She drew in a deep breath. “Elaborate, please.”
“Not much to say.” He shrugged. “Good food, dark ambience, and a lot of ear scratching.” When her eyes narrowed slightly, her expression shifting quickly to a feigned pleasantness, he slid his hand across the table. “I’m a pet down there. I spend most of my time on all fours snagging smoked meats from the banquet hall and sitting beside Hades, bored out of my head while he welcomes the one or two new arrivals that trickle in.” He hooked his pinky around hers, his heart almost stopping when she didn’t pull away. “I swam in the river a few times, but it has a weird smell to it I can’t quite identify and it takes forever to get it out of my fur.”
She hummed in acknowledgment, her gaze sliding to his arm. “You added on to the tattoo.”
“Hades did, yeah.” The tilt of her chin was enough to loosen his tongue. He angled his shoulder toward her and rolled his sleeve up. “This is the Pirithous you fought off at the Chasm.”
She reached across the table and traced the shade’s form. “Pirithous,” she echoed, snatching her hand back and placing it under her thigh. “He? It? It didn’t look like that when he hit you in his car.”
He shook his head and unrolled his shirt. “He went full-on feral quick. The physical metamorphosis makes the line harder to take down once you locate it.” He exhaled loudly. “I knew you were tough, but damn, Charlotte. You held your own against that thing better than I could have. It took two hounds to subdue him in that cavern.” A faint blush rose on her cheeks, and he pressed on. “If you’d run, he would’ve taken my head. So thank you.”
*
Charlotte untucked herhands from under her legs as their meals were set down, anxious to turn the subject of conversation back onto Alex. “You realize you sound delusional, right?”
Diving into his ribs, he nodded. “That’s the goal.” He zeroed in on his food. “I’d rather be tossed off for that than for being what I am.” With his attention on every bite he ate, he periodically glanced at her plate as she pushed her dry ribs around with her fork. “If you don’t eat that, I will,” he finally warned.
She pushed her plate toward him, plucking one rib for herself. “Are you allowed to tell me all this?”
“Mmm.” He nodded, swallowing. “Technically, no. But my ass is covered under the myths-and-legends clause. And since I’m not revealing any of the post-Hellenic gossip from the hill, I’m in the clear.”
“You aren’t serious,” she huffed, pulling her plate back.
He smirked. “Half-and-half. I’m in the clear with the gods, since most of them still hang out topside once in a while. And even if you did go to the press or online, you’d be dismissed as a nut bar, probably end up getting drug tested in the process. The second biggest risk is one of those crackpot conspiracy Bigfoot hunters getting it in his head that he’s got a lead. But even that’s easily dodged.” Tugging her plate to the middle, he grabbed a rib. “Since pitchfork mobs are outdated, it’s not much of a risk from a safety standpoint.”
“What’s the biggest risk?” she asked, eying her abandoned meal.
He examined a rib carefully. “Since we’re sitting here, it’s a nonissue.”
He reached for another. She swatted his hand away, snatched a rib, licked it, and placed it triumphantly into the pile, mixing them around to claim her meal for herself.
Wow, did she miss this.
The glint in his eyes as he set his fork down in challenge.
The way he pursed his lips while he decided his next move.
Even the way he tucked his hair behind his ears before he made his choice.
Shoving the thought to the back of her mind, she wrinkled her nose as he shrugged and continued to plow through her food, knowing damn well it grossed her out. “Nasty.”
He popped another rib into his mouth. “Hungry.”

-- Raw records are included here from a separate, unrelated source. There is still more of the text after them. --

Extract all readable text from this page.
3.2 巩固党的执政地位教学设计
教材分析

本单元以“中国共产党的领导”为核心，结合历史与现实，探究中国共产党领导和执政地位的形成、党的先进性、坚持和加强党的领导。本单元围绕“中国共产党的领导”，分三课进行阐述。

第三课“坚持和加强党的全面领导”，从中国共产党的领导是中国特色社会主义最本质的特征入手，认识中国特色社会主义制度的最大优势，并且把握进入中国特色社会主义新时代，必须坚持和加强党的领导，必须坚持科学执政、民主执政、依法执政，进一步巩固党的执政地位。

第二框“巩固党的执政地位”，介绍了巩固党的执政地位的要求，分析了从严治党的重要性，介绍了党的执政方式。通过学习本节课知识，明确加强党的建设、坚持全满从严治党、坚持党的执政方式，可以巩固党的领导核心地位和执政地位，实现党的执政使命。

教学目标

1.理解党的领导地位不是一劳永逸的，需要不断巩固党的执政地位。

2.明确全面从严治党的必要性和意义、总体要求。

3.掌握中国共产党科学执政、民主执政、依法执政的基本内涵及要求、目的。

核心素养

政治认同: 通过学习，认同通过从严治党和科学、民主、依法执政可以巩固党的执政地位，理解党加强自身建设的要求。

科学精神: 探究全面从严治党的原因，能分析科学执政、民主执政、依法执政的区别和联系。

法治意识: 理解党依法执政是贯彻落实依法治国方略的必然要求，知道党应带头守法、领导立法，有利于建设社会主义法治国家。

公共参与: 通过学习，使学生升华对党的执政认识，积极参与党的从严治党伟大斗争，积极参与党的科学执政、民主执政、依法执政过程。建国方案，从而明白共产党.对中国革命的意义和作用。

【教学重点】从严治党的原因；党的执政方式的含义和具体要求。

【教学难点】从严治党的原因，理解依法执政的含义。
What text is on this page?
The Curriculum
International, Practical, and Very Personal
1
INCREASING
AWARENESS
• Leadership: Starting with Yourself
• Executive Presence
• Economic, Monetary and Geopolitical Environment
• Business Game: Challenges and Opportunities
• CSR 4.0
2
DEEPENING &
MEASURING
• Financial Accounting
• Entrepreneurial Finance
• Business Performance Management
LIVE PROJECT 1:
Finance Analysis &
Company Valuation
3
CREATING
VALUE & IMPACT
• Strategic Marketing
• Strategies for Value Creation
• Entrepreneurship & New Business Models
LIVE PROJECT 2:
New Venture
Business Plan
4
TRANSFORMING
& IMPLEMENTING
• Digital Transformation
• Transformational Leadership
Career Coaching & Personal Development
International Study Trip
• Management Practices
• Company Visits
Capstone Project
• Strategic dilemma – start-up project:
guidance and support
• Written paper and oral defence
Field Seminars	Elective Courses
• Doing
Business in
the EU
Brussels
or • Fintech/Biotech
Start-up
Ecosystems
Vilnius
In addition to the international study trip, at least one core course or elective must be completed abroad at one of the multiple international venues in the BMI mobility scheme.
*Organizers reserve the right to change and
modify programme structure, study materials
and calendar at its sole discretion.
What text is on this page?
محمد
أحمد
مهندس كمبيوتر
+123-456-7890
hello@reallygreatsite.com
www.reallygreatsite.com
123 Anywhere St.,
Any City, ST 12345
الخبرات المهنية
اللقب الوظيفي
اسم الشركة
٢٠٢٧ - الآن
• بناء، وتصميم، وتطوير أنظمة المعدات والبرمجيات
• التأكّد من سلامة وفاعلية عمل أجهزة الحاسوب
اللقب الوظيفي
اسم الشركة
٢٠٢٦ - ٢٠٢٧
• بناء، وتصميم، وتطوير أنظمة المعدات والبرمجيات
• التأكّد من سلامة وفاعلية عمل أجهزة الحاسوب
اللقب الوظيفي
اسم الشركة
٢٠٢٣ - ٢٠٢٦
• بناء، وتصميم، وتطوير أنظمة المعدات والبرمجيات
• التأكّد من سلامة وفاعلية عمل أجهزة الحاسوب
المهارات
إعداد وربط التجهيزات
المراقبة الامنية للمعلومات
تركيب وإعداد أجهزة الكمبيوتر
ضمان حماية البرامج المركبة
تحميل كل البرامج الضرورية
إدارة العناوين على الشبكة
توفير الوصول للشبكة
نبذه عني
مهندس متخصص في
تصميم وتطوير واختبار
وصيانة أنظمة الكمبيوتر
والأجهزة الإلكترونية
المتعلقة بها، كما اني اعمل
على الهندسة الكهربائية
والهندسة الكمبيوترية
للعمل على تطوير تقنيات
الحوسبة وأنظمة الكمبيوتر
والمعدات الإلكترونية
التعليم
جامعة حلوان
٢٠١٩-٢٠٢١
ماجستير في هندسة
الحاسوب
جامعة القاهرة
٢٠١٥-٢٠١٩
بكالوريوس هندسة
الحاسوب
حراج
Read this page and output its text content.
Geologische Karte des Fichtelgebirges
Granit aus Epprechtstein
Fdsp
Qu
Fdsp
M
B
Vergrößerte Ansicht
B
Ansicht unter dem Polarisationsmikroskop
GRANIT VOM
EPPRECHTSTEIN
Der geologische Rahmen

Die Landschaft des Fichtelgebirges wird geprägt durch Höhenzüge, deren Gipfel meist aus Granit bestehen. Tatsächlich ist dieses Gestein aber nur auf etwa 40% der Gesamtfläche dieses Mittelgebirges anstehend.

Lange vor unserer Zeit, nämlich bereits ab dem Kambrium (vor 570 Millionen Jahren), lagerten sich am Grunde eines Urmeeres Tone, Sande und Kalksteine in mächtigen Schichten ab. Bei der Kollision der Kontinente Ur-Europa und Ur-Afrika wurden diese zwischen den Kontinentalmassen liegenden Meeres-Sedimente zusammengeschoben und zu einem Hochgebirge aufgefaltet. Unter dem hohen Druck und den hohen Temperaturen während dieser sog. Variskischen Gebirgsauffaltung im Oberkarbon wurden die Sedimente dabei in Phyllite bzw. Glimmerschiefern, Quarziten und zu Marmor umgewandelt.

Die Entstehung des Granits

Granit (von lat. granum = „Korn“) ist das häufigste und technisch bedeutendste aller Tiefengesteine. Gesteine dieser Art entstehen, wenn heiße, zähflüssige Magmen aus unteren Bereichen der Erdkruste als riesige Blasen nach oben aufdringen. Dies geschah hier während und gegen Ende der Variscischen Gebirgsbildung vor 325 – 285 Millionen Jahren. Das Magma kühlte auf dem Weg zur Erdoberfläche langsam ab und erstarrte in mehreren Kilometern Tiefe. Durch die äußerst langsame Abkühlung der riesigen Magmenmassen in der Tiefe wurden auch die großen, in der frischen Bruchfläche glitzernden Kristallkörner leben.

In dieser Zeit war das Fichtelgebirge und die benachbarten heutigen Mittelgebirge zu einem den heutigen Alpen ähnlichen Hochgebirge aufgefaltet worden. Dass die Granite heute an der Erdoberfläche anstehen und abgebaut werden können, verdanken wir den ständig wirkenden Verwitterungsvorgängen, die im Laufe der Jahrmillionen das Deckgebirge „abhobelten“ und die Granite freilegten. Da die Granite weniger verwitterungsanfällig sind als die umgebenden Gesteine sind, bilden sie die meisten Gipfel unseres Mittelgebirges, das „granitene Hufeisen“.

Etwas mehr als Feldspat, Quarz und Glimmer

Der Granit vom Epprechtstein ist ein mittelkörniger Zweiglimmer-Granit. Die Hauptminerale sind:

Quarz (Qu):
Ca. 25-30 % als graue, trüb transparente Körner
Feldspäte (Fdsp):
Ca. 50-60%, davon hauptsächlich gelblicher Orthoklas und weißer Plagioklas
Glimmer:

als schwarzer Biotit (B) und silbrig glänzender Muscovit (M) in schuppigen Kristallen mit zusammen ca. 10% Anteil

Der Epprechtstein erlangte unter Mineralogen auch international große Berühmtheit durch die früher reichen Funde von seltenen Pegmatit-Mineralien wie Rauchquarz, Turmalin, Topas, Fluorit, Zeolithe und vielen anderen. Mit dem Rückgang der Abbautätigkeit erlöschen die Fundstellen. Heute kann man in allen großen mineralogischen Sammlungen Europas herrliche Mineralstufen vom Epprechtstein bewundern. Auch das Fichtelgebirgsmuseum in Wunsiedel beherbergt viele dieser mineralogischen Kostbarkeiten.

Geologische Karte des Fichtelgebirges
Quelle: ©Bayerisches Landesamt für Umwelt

Admitting defeat, her appetite still waffling, she switched gears. “So the kibble…”
“Oh, god, no,” he muttered as he took ownership of the plate. “Don’t get me wrong. I appreciate the thought. It probably ties up there with one of the sweetest things anyone’s done for me next to saving me from a feral Pirithous, but dog food is horrendous. It tastes exactly as it smells, and as a hound? That smell travels for miles.” He hesitated, frowning. “Were you leaving it out there for me all month?”
She sat back in her seat and tugged at the hem of her shirt. “Not for the first two weeks,” she replied hastily, suddenly second-guessing the action that had just seemed right at the time.
Sliding the empty plate aside, he tilted his head. “Thanks.”
“It was the cheapest, foulest-smelling stuff I could find.” She looked at his chest where his black shirt hid the tattoo underneath. “Hades marked you, didn’t he?”
“Stamped me with his very own brand, yeah,” he replied, clearing his throat. “So what have you been up to for the past month?”
She blinked. “I still have questions.”
“Questions that can wait,” he countered. “Tell me.”